Going green beyond its colors: Marshall opens first compost facility in West Virginia


HUNTINGTON, W.Va. (WOWK) – Marshall University is taking steps to go green beyond its school colors and make a positive impact on the environment.

Next year, the school’s Sustainability Department will open the first commercial compost facility in West Virginia. By adding the compost facility, the university will be 70 percent waste-free. 

“We will take all organic matter from campus that includes food waste, white office paper, cardboard, and lawn scraps,” said Amy Parsons-White, MU Sustainability Manager.

Parsons-White said it’s is a lot cheaper for the school to recycle its organic waste instead of paying to have it hauled off to a landfill, and it is also a lot cleaner and better for the environment. The sustainability manager said organic decomposition produces methane that is 70 times more potent than CO2 as a greenhouse gas. 

“Just by recycling our food waste we can reduce our greenhouse gas emissions by over 20 tons per year,” said Parsons-White.

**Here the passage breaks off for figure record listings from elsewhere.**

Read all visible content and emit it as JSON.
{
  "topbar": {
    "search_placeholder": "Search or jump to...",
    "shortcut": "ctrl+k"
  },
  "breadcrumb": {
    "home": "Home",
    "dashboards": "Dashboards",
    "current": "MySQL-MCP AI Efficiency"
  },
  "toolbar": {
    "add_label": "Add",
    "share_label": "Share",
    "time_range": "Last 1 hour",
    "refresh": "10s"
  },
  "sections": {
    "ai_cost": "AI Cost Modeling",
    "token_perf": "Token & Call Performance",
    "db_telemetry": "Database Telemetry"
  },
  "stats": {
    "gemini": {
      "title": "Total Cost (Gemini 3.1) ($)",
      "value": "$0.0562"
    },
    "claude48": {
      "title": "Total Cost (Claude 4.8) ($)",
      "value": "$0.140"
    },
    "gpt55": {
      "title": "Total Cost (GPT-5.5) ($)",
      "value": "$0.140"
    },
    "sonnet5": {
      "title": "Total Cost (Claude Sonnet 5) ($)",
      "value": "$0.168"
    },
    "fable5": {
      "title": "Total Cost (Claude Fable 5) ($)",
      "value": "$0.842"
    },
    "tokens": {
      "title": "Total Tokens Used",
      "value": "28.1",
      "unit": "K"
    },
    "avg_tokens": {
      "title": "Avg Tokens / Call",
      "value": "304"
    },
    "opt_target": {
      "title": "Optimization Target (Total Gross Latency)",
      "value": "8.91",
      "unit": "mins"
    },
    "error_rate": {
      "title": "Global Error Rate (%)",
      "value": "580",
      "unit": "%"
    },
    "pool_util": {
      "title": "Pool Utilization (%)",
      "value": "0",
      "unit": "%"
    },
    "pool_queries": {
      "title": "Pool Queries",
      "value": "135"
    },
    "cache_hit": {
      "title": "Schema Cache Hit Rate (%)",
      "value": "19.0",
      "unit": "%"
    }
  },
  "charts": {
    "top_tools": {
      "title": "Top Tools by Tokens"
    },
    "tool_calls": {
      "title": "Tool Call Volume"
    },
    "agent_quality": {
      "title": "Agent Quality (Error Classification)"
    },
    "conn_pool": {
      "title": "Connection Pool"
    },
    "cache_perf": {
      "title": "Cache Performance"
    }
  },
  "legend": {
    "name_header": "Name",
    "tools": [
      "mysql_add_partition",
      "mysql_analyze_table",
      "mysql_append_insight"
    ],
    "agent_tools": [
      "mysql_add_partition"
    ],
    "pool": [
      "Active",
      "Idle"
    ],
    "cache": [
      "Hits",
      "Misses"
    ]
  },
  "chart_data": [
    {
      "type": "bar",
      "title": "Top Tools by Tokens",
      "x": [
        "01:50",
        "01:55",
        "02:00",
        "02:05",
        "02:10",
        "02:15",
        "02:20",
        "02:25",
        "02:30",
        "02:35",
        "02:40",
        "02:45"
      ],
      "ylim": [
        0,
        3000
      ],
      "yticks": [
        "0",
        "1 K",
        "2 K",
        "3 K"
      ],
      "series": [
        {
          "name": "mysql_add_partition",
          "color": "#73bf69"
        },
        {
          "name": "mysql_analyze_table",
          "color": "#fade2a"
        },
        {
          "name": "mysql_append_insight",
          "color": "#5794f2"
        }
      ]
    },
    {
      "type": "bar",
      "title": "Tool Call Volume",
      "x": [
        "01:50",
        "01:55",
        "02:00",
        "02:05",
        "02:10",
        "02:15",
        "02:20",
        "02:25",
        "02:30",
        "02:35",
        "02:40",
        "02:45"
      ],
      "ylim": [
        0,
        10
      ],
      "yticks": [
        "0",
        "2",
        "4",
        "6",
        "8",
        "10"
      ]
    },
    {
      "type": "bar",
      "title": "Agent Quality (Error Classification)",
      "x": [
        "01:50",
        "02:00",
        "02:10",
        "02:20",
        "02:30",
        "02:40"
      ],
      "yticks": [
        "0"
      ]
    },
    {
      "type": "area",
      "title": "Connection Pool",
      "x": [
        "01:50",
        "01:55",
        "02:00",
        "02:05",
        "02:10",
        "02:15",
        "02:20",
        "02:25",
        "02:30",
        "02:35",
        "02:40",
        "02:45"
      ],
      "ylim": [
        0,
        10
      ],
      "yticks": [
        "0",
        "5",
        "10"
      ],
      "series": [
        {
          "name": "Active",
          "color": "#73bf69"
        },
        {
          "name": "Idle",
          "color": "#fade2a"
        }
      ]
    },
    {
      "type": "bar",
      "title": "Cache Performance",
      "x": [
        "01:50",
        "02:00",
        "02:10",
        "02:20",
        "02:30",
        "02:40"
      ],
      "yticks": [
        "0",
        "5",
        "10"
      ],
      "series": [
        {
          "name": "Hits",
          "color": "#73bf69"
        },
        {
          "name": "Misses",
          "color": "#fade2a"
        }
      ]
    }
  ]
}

Once the organic waste is brought to the facility, it will be broken down and turned into fertilizer thanks to the help of a grinder, mixer, digester, and 50,000 worms. 

“Worm castings that we will then use back on campus and at elementary schools. . . we will donate the castings for their school gardens,” said Parsons-White.

One of the major concerns brought up by the community is water runoff, and the possibility that the facility will contaminate nearby waters and streams, but the fact that this facility is indoors should eliminate a lot of those concerns.

“When you think of a composting facility a lot of folks will have that structure in the backyard,” said Mark Buchanan, MU Environmentalist Manager.

Parsons-White added that they wanted to make sure the facility was far enough from the stream and everything was housed indoors with a concrete floor to greatly reduce the possibility of any runoff or contamination happening.

If the program is successful within a year or two, it may branch out to the local community and restaurants, but right now it’s just a campus project.

The compost facility at Marshall University is being funded through grants and local donations, and it will be open in the Spring of 2020.

The facility will be operated in conjunction with the Gro Marshall Recovery Fellowship, which is a program within the department through a partnership with the Karma Yoga Institute.

The program provides job training and certification to those in recovery through various green-collar fields, such as composting and gardening.